Limitations & Future Work

  • Evaluation primarily focuses on Subject-08 (following convention); absolute metrics for cross-subject generalization remain a challenge.
  • Dependence on VQ-VAE discrete tokens and external components like CLIP/CFG means generation diversity and detail limits are constrained by these modules; parameters like top-k=900 and CFG=4.0 require tuning.
  • The focus is on object concept images; applicability to complex scenes, dynamic visuals, or real-time online BCI decoding still needs verification.
  • EEG Visual Decoding (unCLIP family): ATM, NICE, CognitionCapturer, and GeoCap typically use EEG encoder → diffusion prior → Stable Diffusion. AVDE targets the computational and multi-stage overhead of these methods.
  • Pre-trained EEG Models: LaBraM provides universal EEG representations, serving as the foundation for feature extraction, echoing the trend of using large-scale pre-training in vision and language.
  • Visual Autoregression (VAR): AVDE extends the VAR paradigm from pure image generation to conditional brain signal decoding, providing an interesting expansion of VAR's applications.
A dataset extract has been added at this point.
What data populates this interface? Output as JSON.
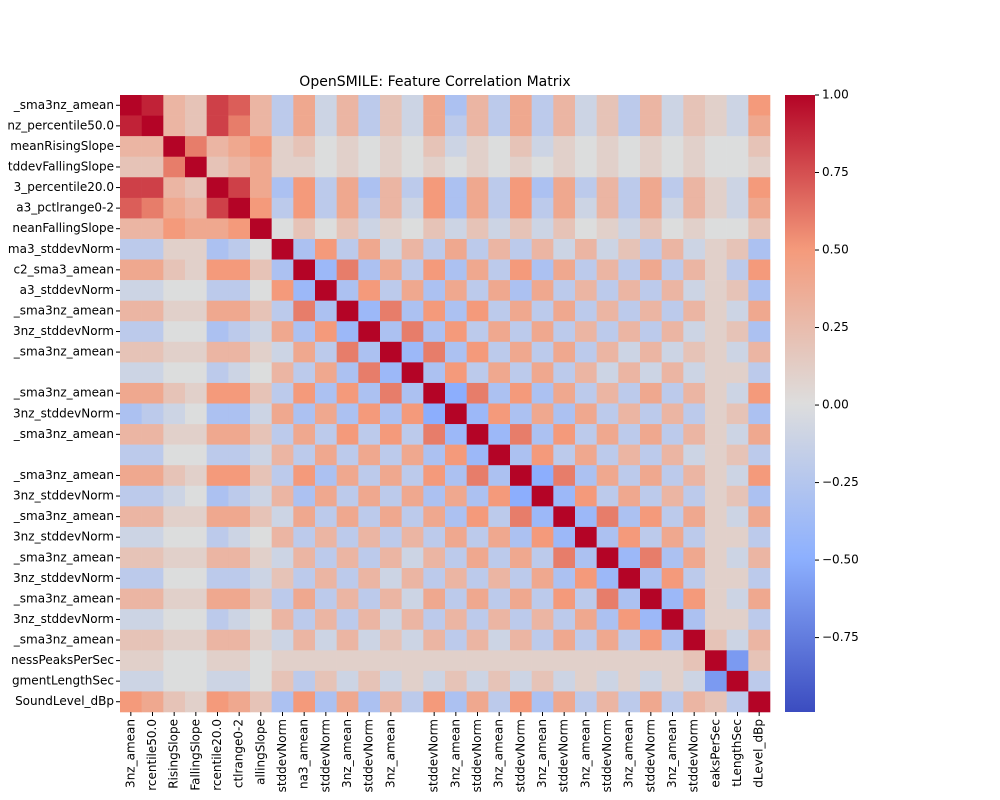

  • Insight: When a task is dominated by multi-stage pipelines with heavy error accumulation, returning to an "end-to-end chain + strong pre-training" often yields simultaneous improvements in performance and efficiency.

Rating

  • Novelty: ⭐⭐⭐⭐ First use of VAR "Next-Scale Prediction" for EEG visual decoding, treating EEG as the coarsest scale; elegant paradigm shift aligned with brain science.
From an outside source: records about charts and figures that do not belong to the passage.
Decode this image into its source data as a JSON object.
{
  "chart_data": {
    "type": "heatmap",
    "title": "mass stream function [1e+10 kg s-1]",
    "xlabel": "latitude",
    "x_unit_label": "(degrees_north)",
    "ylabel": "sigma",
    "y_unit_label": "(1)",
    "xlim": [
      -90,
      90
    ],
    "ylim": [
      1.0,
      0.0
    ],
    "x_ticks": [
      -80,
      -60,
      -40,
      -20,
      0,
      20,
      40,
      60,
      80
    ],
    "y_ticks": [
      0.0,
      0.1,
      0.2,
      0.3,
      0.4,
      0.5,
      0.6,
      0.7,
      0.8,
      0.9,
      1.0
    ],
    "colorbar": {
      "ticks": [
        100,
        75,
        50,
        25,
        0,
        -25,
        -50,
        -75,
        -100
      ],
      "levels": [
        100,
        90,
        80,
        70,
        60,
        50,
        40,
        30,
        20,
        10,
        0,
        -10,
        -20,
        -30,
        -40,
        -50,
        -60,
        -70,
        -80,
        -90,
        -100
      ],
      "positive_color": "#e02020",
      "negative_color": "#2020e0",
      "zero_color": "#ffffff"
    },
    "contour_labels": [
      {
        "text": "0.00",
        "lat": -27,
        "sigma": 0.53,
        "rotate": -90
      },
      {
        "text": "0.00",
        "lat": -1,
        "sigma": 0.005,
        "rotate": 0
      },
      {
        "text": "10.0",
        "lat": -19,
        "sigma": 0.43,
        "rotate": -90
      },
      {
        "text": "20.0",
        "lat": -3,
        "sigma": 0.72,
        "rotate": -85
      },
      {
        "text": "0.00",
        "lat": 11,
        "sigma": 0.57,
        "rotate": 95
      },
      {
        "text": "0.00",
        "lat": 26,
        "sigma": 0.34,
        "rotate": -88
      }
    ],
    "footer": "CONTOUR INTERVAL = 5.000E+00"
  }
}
  • Experimental Thoroughness: ⭐⭐⭐⭐ Multiple datasets, dual tasks (retrieval/reconstruction), dual ablations (encoder/framework), and interpretability analysis are comprehensive; slight deduction for focus on a single best subject for reconstruction.
  • Writing Quality: ⭐⭐⭐⭐ Clear logic from motivation to experiment; formulas and diagrams are well-placed.
  • Value: ⭐⭐⭐⭐ Significant reduction in parameter/inference costs with superior results; highly relevant for deployable BCI and cognitive science tools.